When asked to share their top frustrations when making a customer service call, there was no shortage of feedback. Respondents readily shared a wide range of frustrations ranging from glaring process breakdowns to more esoteric idiosyncrasies.


  • As customers we HATE IVRs, phone trees and phone automation systems. Why are customers forced to use them when they don’t seem to help the process?
  • We hate to wait on the phone. Phone time is like dog years—3-4 minutes waiting on the phone feels like 10-15 minutes waiting in person.
  • We are infuriated by customer service representatives who are robotic and are clearly reading from a script. Customers take time to make a phone call to receive a higher level of attention to their issue. If representatives aren’t knowledgeable about the company’s products/services, policies, etc., it feels like a complete waste of time to deal with someone who clearly doesn’t know how to address the problem and is simply reading from a script.
  • Non-native speaking CSRs make the experience extremely frustrating. Companies also need to know that asking foreign reps to use an English name and providing some accent reduction training is not enough. Customers don’t want to have to “work” to understand the rep who takes their call.
  • We are so frustrated and disappointed with customer service reps who don’t actually listen and project very little empathy. This concern was repeated often throughout the survey feedback. Indeed, customers can sense whether the person talking to them about their problem actually cares and that makes a difference. When asked how often they felt CSRs truly heard or understood their concern or issue during customer service calls, only 35% responded “often” or “always.”
  • Customer service reps who don’t take ownership of the problem are a key frustration.
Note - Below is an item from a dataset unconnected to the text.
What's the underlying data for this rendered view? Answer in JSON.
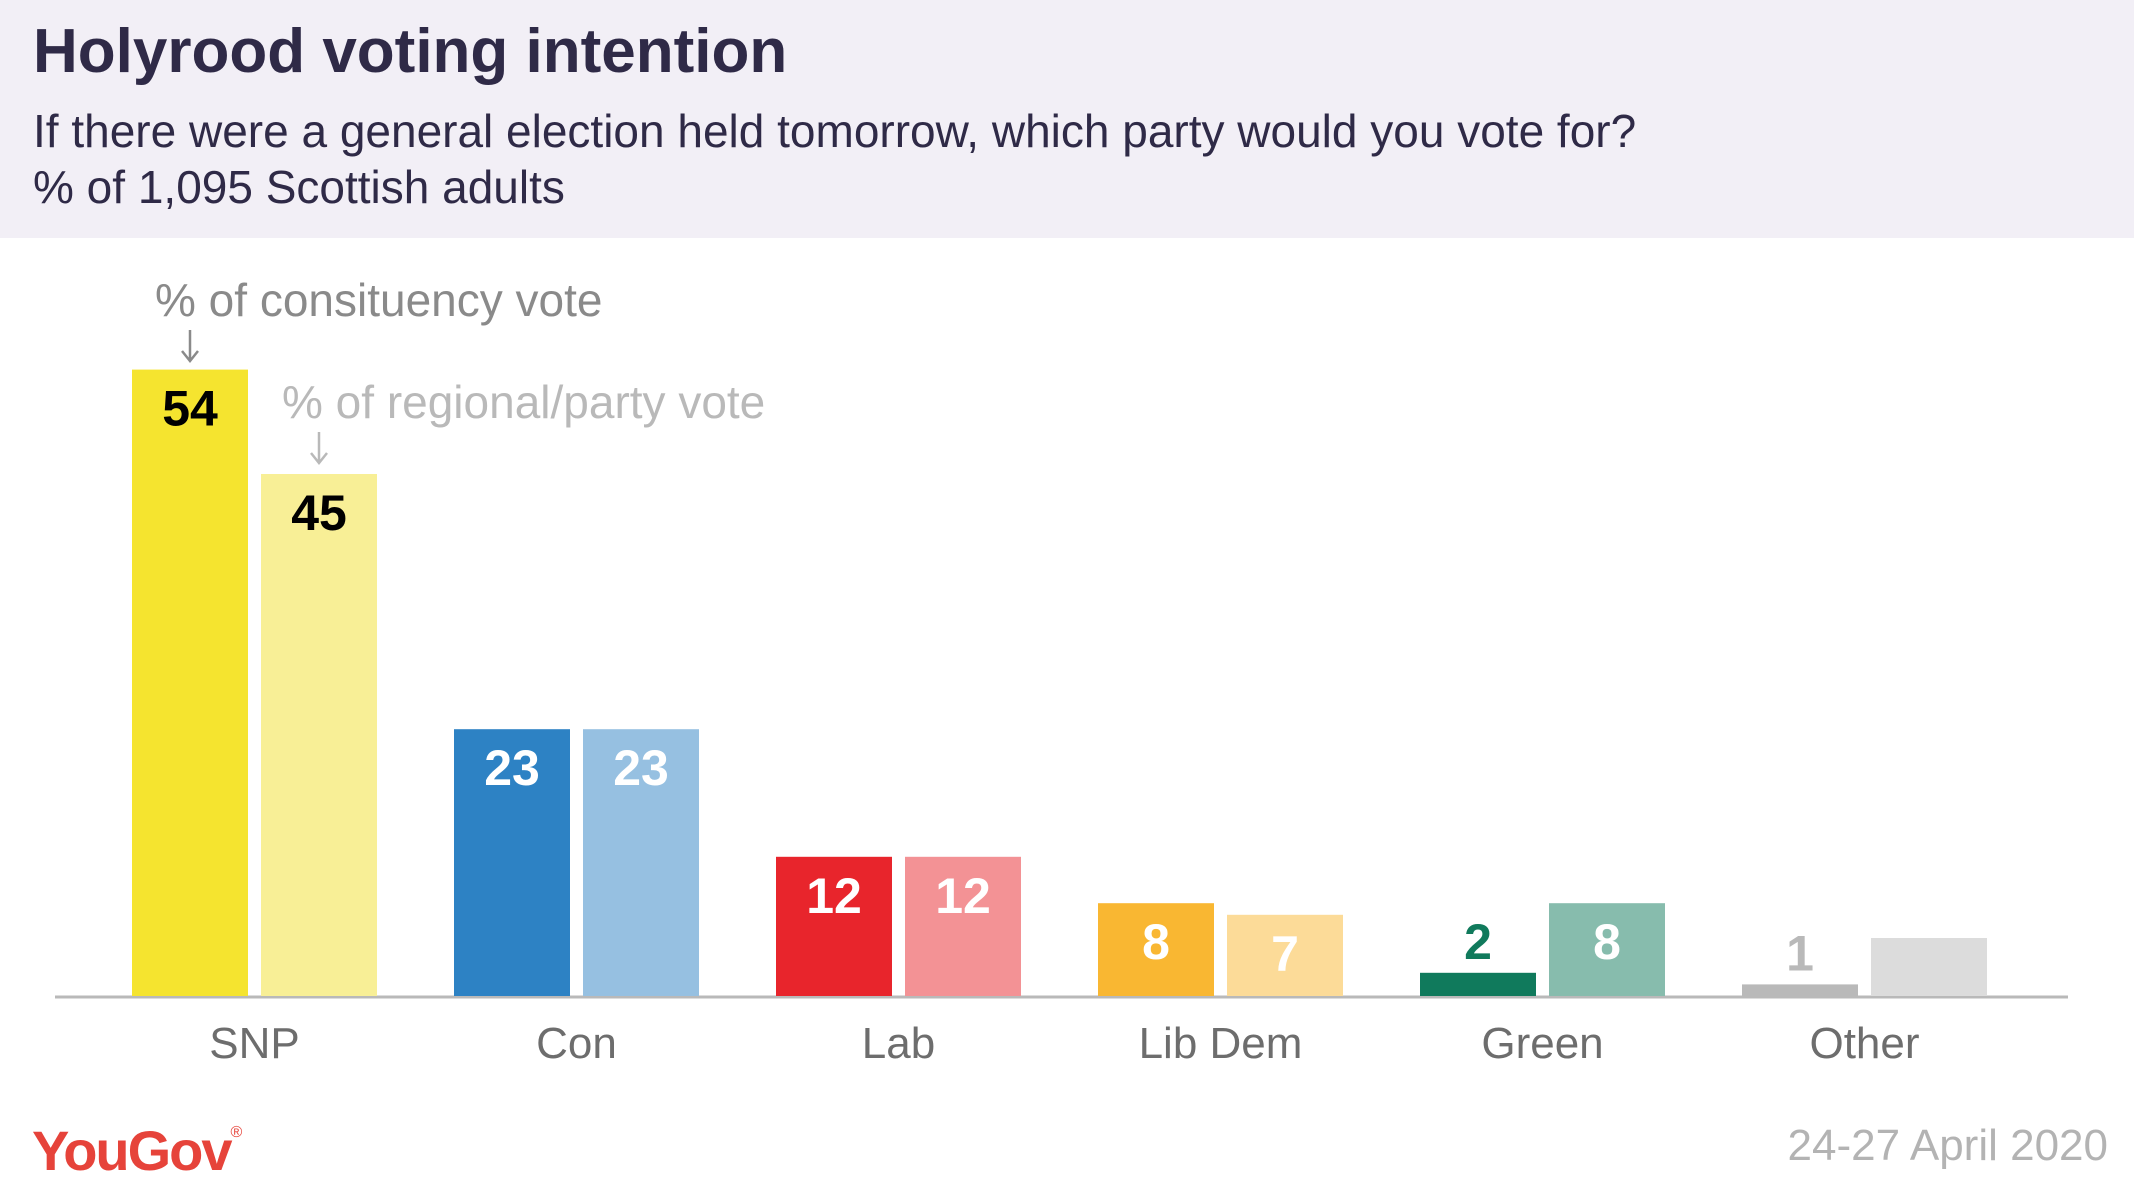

Possibly nothing irritates the customer more than talking to a rep who blames other departments, blames the customer, or worse yet, forwards the customer around mindlessly to “someone who can help.” PLEASE, we want to talk to one person who can fix it! 57% of respondents indicated that their issue is typically resolved only “rarely” or “sometimes” during the customer service call.
  • Don’t try to up-sell me during my customer service call. If customers are calling because there’s an existing problem, they’re probably not in the best mood and certainly not interested in hearing a sales pitch to buy more at that precise moment.
  • Trying to find out how to reach customer service should NOT feel like an episode of “CSI.” It doesn’t make you seem cool and sophisticated to move all customer service communications to social media, nor are we entertained by excessive wait times on hold (because you’re experiencing “higher than normal call volume”) or having to wade through a difficult website to find the heavily guarded contact number that the company clearly wants no one to have. We are the customer—the reason why the company is in business— we don’t like feeling like a jilted girlfriend.
  • Not being valued as a current customer is definitely another point of frustration. It feels like a slap in the face when companies clearly put all their marketing and promotions energy into getting NEW customers, and seem to leave the existing customers out to dry. It almost seems to encourage existing customers to become previous customers to get the premium deals, attention and new customer perks.

Companies focus great effort on ensuring that inventory levels are full, marketing is in full swing, and call centers and websites are prepared for peak-traffic periods. The question is how many of those companies are equally focused on ensuring that their customer service capabilities truly serve the customer (not frustrate them). Making the sale is important, but keeping the customer should truly be the ultimate goal, and the key to that is providing true customer service.

Dana Brownlee

Dana Brownlee is an acclaimed keynote speaker, corporate trainer, and team development consultant. She is President of Professionalism Matters, Inc. a boutique professional development corporate training firm based in Atlanta, GA.